Measuring the box for clearance.
Once I found where I was going to put the bracket I tack welded it to the frame and test fitted the steering box. Once this was done and everything fit I welded it into to place. To place the sleeves/spacers I drilled a hole through the bracket and frame that was big enough to fit the ½ inch i.d. black pipe and welded those into place. This is illustrated by the circles.

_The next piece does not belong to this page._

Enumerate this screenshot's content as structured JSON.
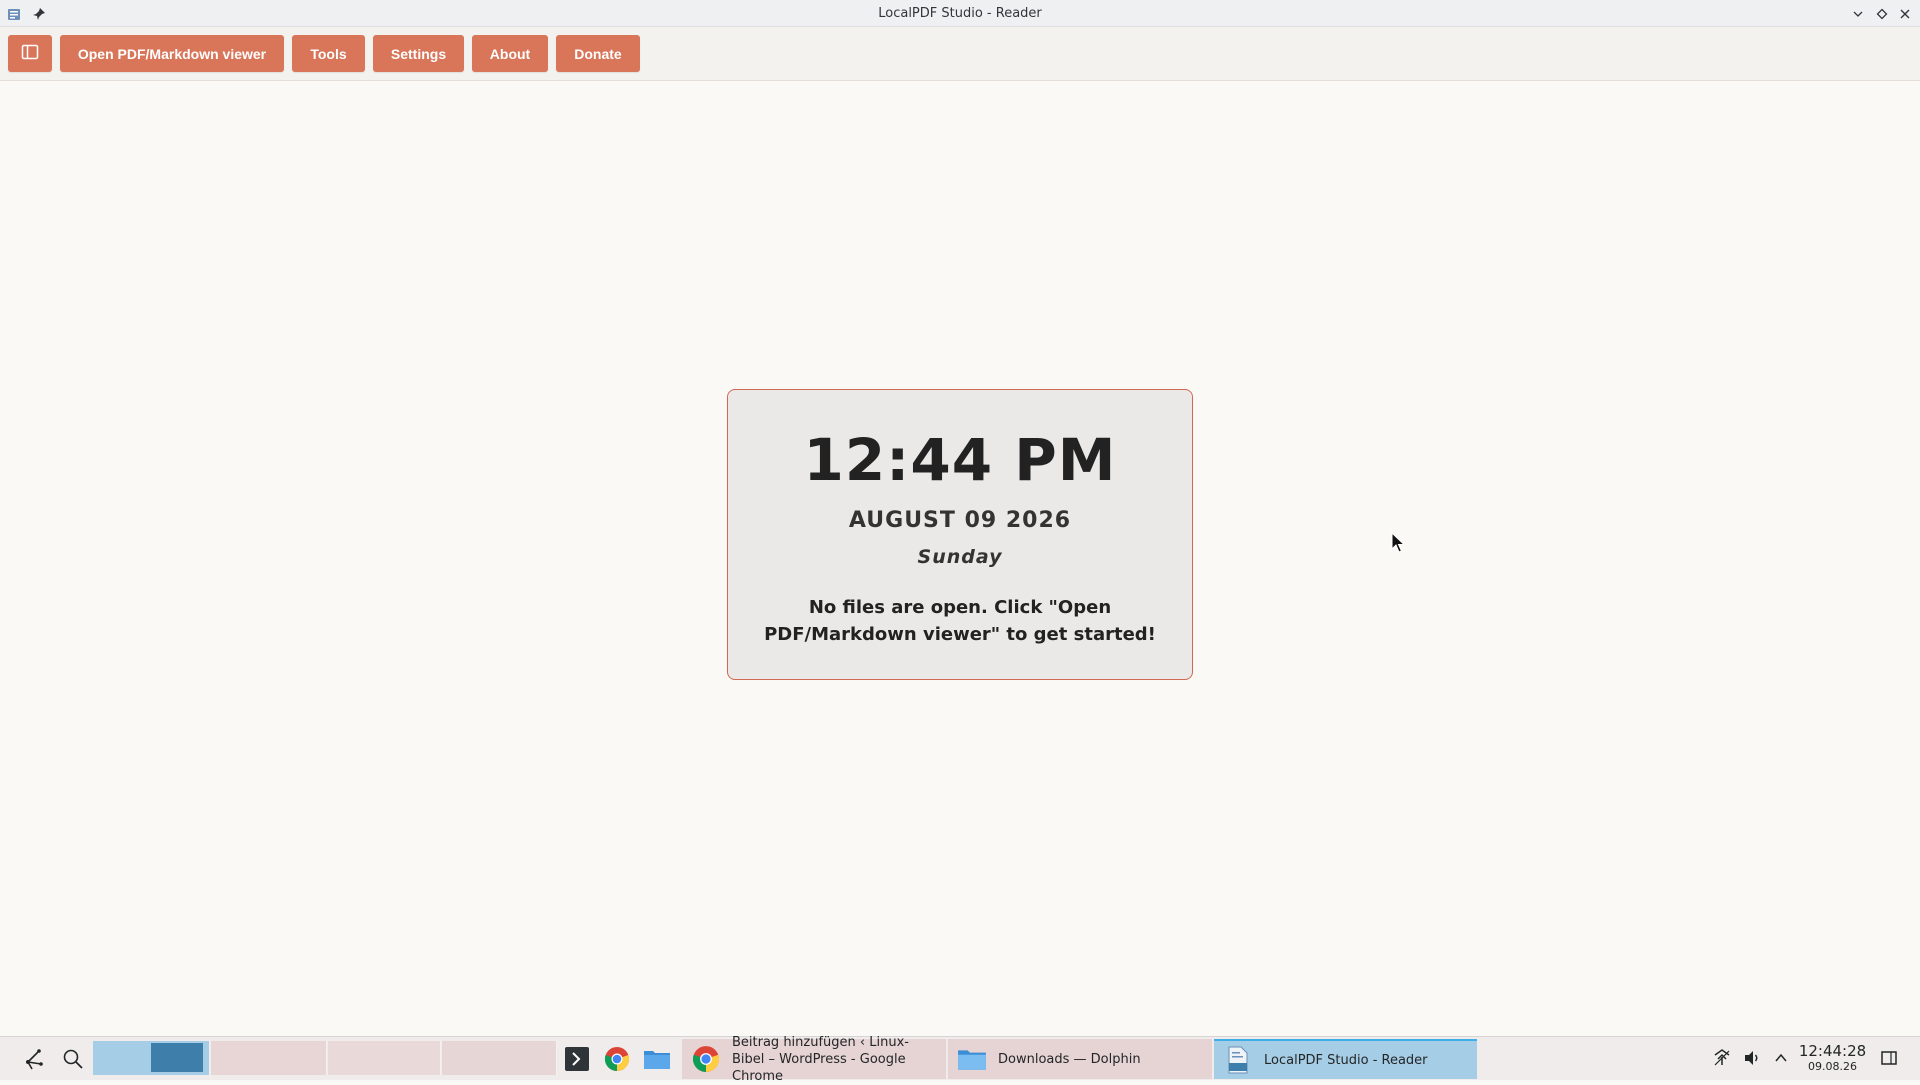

Drilling locations for spacers.
For the bottom spacers I just cut the black pipe to ¾ inch and welded them to the bracket. Now you can bolt the box to the frame for this I used Grade 8 bolts which were probably overkill but I just wanted the extra protection.

Another view.
The Rod and Drag Link
For the drag link and tie rod there are a few options, you can use rod ends or you can use tie rods ends. I chose to use tie rod ends because I had done some research and found that the rod ends wear and make it sloppy for street driving. I wanted to be able to drive this on the street comfortably as well as on any trail. Because I was using tie rod ends I had to find some kind of tie rod and drag link setup. This was difficult because 1971 CJ5 don’t have these and the Dana 27 axle is a little narrower than the Dana 30 axles found on newer jeeps when it comes to the tie rod length. I also wanted to try and keep as many common auto parts store items as I could for ease of finding available parts.
Tie Rod:
What I came up with was to get a tie rod tube from a later jeep and cut it down to size and tap it for the tie rod end. To do this I had to cut down the regular thread side and leave the reverse thread side alone. This was easy or so I thought until I tried to find a tap for stock CJ tie rod ends. It is an 11/16-18 tap. I went to every machine shop and suspension shop I could find with no luck. I ended up searching the internet and found a company that had these taps in stock. The tap was $26 dollars after shipping and I had it in my hands the next day after ordering it. The company that supplied it was MSC Industrial Supply Co. They have many other product and the shipping and service are fast. I ended up cutting the tube down 6 inches and on the passenger side using a tie rod end with a hole in it to attach the drag link. This was a stock jeep item that was used in the original steering. The rest of the tie rod ends were all stock jeep items too.

Picture of a one-piece tierod is courtesy of BoyInk
Drag Link:
For the drag link I also used a stock tie rod tube and cut it down to length to fit from the tie rod end to the pitman arm.